I started experimenting with words as a child—harmless activity that had some social benefit.

Now, I’m totally addicted to words and, worst of all, I’ve actually become an author, selling words to others

So, with that tongue-in-cheek opening to this post, is my favorite word really “word”?

Yes!

As a child, I was an avid dictionary reader and swiftly moved on to Etymologies. And, when you look up the word-history of “word” you find it traced back to, well back to speech, talk, utterance, and word!

This self-reflective quality of the word “word” has always made it my favorite.

And, even though dictionaries with their word histories may seem like the ultimate authority of what words Mean, I’ve written a series of posts that explores an Origin for words that goes beyond sifting through old manuscripts…

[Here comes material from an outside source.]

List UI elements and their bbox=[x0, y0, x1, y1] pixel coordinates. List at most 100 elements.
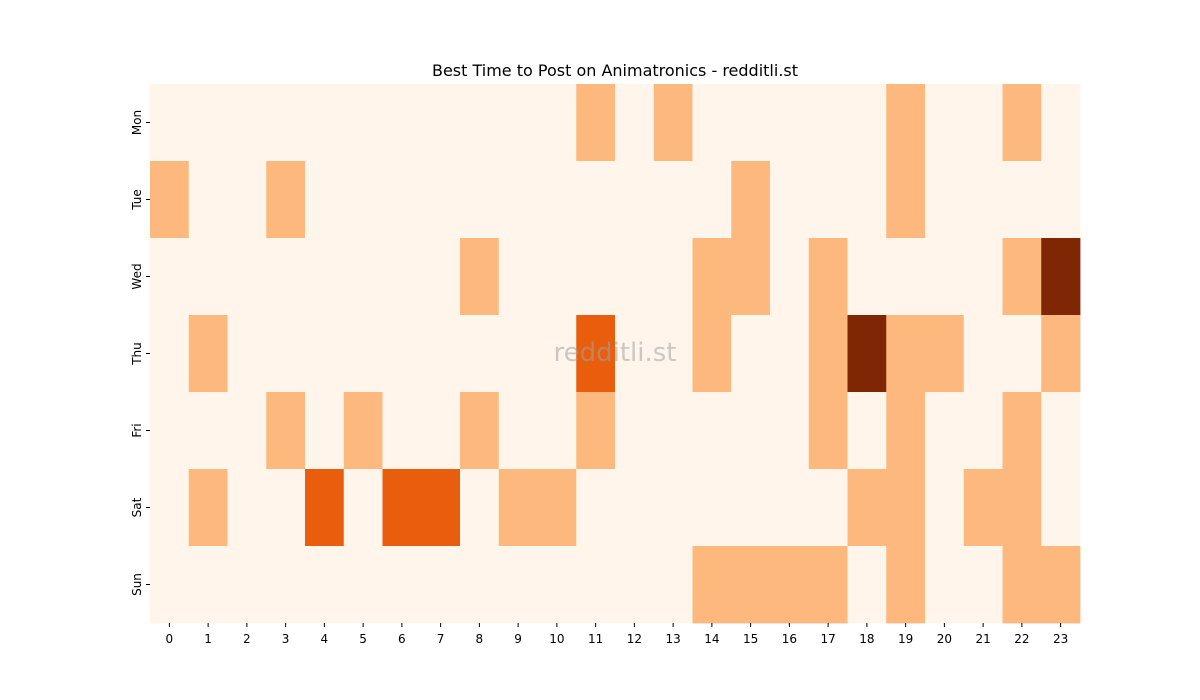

But, if you want to explore the fruit of search in available histories you might like to visit Michael Quinion’s World Wide Words and perhaps even subscribe to his newsletter.

Or, you could follow the blog, Inky Fool, by Mark Forsyth.

Mark also turned some of his blog into the book, The Etymologicon.

Here’s the elevator pitch from GoodReads:

“The Etymologicon springs from Mark Forsyth’s Inky Fool blog on the strange connections between words. It’s an occasionally ribald, frequently witty and unerringly erudite guided tour of the secret labyrinth that lurks beneath the English language, taking in monks and monkeys, film buffs and buffaloes, and explaining precisely what the Rolling Stones have to do with gardening.”